Par bol   /   jeudi, 19 Avr 2018 07:01   /   Laisser un commentaire

MAQUETTE ISSOUF TIEMTORE 2017Alpha Yago n’est plus à présenter dans le milieu politique. Il est, actuellement, le Secrétaire national en charge du mouvement associatif et des organisations de la société civile du Congrès pour la démocratie et le progrès (CDP). Dans le cadre de la tenue du prochain congrès ordinaire de l’ex-parti au pouvoir, nous l’avons rencontré pour en parler. Bien évidemment, plusieurs sujets ont été abordés. Il s’agit notamment de la question du rôle des organisations de la société civile et de la demande d’extradition de François Compaoré. Lisez plutôt !

 

Le Pays: Vous êtes très connu dans le monde associatif. Quel regard portez-vous sur le rôle actuel des OSC dans l’espace socio-politique ?

 

Alpha Yaogo : Prenons d’abord un peu de recul ! Juste avant 2014, on a assisté à la naissance d’associations champignons. Dans leur grande partie, ces Organisations de la société civile (OSC) étaient téléguidées par des officines politiques et avaient des objectifs bien précis. En un mot, les OSC ont été utilisées pour atteindre des objectifs de certaines personnes. Raison pour laquelle elles ont joué un rôle marginal lors de la Transition, alors qu’elles étaient à la pointe de la contestation. Cela veut dire que ceux qui étaient à la pointe du combat, n’étaient pas ceux qui tiraient les ficelles. Ils ont été simplement utilisés et exploités. Aujourd’hui, la plupart se rendent compte qu’ils n’ont que leurs yeux pour pleurer.

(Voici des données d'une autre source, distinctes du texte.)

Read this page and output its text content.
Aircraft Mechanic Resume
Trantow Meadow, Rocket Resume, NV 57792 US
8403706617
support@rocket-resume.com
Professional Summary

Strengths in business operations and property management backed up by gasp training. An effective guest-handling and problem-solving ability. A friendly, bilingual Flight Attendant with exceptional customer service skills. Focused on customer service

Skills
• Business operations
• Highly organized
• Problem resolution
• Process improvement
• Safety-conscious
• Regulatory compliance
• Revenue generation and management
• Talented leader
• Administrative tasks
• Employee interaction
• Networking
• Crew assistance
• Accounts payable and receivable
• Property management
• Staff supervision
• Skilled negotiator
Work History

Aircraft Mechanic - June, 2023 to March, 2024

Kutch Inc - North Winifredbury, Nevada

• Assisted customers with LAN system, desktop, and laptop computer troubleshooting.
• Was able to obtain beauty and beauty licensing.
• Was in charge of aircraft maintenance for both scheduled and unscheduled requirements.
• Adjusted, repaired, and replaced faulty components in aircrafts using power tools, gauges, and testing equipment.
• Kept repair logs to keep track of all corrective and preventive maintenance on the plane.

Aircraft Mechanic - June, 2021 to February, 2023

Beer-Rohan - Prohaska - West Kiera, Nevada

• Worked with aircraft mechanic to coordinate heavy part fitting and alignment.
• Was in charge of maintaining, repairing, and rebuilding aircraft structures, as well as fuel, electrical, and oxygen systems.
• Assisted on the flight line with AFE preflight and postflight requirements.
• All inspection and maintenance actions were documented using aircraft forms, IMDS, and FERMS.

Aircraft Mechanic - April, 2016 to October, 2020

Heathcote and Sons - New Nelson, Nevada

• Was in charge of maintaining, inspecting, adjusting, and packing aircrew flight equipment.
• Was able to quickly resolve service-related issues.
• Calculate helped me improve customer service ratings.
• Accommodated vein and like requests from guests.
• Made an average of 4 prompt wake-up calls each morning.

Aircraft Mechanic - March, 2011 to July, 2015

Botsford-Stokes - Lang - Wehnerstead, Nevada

Dans la mesure où leurs rôles historiques sont épuisés, on n’a plus besoin de ces OSC. Certaines mêmes sont combattues. Maintenant, par rapport à votre question, je voudrais juste dire que les OSC sont aujourd’hui politisées, avec des prises de position purement politiques, politiciennes parfois. Cela n’honore pas la société civile traditionnelle burkinabè qui fait la fierté du Burkina Faso à l’étranger, parce que nous avons un véritable pedigree dans ce domaine. Je parle bien des OSC traditionnelles qui sont dans le domaine du développement, qui font la promotion du bien-être de la population dans plusieurs domaines.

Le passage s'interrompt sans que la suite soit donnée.